Is there, therefore, any theological principle which should lead Evangelical opponents of the admission of women to the presbyterate to desire and seek the ministry of a Provincial Episcopal Visitor (or for us here in Wales, the Provincial Assistant Bishop)? I believe there is. It arises not so much from any principle of communion (or of degrees of communion) as from that of witness to the truth.
The church and the individual Christian are called to bear witness to the truth of God (as indeed was our incarnate Lord – John 13:37). It is to be hoped that we seek to do this day by day in multifarious ways.
But a moment’s thought will show that witness, if it is to be credible, must take an appropriate form. Doctrinal error, for example, must be combated by witness in the doctrinal sphere, namely by writing, speaking, and preaching the corrective truth of God. Moral errors must be combated by the witness intrinsic to an appropriate church discipline, e.g. with respect to marriage and divorce. Thus, opposing multiple marriages from the pulpit while happily solemnising them at the chancel step would lack credibility: witness to the truth must be in the appropriate sphere.
The same principle holds in respect of women’s ordination. Given that the admission of women to the priesthood is error in the sphere of the church’s structure and organisation, witness to the truth must find. structural expression.
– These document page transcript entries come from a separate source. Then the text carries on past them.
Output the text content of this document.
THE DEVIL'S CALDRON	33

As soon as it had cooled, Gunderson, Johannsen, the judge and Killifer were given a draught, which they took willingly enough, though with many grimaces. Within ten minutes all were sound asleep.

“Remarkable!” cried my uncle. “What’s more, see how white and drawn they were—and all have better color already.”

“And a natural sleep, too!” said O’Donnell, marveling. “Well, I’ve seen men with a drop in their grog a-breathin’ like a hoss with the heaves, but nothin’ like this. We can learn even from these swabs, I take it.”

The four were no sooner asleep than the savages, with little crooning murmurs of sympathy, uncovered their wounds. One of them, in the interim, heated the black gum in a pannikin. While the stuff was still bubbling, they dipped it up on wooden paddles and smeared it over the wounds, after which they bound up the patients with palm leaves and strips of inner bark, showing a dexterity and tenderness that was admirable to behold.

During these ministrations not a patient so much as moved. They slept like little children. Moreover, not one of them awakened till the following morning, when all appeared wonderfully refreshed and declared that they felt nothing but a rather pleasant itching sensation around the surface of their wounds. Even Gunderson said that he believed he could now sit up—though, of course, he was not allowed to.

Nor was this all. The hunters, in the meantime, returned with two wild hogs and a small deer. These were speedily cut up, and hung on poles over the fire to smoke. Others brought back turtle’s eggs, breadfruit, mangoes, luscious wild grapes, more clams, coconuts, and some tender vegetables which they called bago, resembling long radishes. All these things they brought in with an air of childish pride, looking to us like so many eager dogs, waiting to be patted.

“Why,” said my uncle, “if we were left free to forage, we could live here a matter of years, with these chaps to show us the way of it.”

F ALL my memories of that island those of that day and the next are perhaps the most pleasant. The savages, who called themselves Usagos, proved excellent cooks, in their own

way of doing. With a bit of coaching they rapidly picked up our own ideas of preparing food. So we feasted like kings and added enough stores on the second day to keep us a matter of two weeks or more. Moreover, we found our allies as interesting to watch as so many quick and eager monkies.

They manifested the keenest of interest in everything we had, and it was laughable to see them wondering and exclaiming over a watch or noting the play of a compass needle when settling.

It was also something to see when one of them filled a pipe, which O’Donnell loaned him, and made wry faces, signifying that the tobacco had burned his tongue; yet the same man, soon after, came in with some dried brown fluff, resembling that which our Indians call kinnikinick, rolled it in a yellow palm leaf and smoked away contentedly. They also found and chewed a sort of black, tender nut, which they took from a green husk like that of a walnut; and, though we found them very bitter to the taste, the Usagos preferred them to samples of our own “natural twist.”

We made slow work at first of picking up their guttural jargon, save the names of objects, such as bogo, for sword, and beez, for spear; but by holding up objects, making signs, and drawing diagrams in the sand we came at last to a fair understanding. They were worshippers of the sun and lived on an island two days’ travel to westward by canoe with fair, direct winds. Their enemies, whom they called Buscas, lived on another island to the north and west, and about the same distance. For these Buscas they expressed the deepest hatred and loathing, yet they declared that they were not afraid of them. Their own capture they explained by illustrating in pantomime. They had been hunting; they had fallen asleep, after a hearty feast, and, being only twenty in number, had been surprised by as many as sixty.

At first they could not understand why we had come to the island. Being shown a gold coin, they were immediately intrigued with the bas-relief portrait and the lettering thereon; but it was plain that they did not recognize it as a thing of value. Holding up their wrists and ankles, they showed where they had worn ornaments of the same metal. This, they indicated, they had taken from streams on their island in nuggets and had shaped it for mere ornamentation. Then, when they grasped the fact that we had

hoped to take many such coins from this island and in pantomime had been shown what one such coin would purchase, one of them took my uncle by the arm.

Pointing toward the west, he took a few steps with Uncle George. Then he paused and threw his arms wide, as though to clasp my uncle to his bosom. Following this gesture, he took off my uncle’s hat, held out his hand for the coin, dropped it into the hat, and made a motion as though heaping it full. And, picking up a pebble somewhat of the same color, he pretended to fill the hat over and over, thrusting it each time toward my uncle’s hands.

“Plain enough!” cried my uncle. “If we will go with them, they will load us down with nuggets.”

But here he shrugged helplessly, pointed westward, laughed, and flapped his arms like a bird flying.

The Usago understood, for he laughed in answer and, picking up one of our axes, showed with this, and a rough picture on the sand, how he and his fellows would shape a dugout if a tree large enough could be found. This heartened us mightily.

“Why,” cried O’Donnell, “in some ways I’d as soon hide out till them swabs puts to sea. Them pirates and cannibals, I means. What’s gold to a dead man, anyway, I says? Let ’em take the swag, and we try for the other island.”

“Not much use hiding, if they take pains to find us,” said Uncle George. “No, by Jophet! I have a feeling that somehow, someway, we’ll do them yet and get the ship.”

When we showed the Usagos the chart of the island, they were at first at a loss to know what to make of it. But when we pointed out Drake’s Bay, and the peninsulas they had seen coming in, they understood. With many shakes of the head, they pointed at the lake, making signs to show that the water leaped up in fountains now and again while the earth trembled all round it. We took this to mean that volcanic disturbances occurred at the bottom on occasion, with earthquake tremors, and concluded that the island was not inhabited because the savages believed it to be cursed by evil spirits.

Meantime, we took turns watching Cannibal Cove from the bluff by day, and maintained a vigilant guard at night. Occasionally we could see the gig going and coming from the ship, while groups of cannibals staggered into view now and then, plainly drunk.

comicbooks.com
It will lack credibility to teach New Testament doctrine about the proper relationship of men and women within the church and the family if the church’s organisation and her worshipping and sacramental life blatantly and visibly contradict that teaching. New Testament doctrine requires a structure consistent with it; and for Anglicans as Episcopalians, that can only mean some form of alternative episcopal oversight.
By embracing such oversight, we are not cutting ourselves off from fellowship with those with whom we disagree over this question. But we are visibly distancing ourselves from what we believe to be an unscriptural and unorthodox development – which is precisely what we must do if we are to bear witness to the truth. And to be brutally pragmatic, an alternative ecclesiastical structure such as is offered by alternative episcopal oversight is probably the only way that our witness in respect of this issue will survive more than half a generation.
Peter Jones is the Vicar of Conwy, North Wales, and Credo Cymru Representative in the Diocese of Bangor.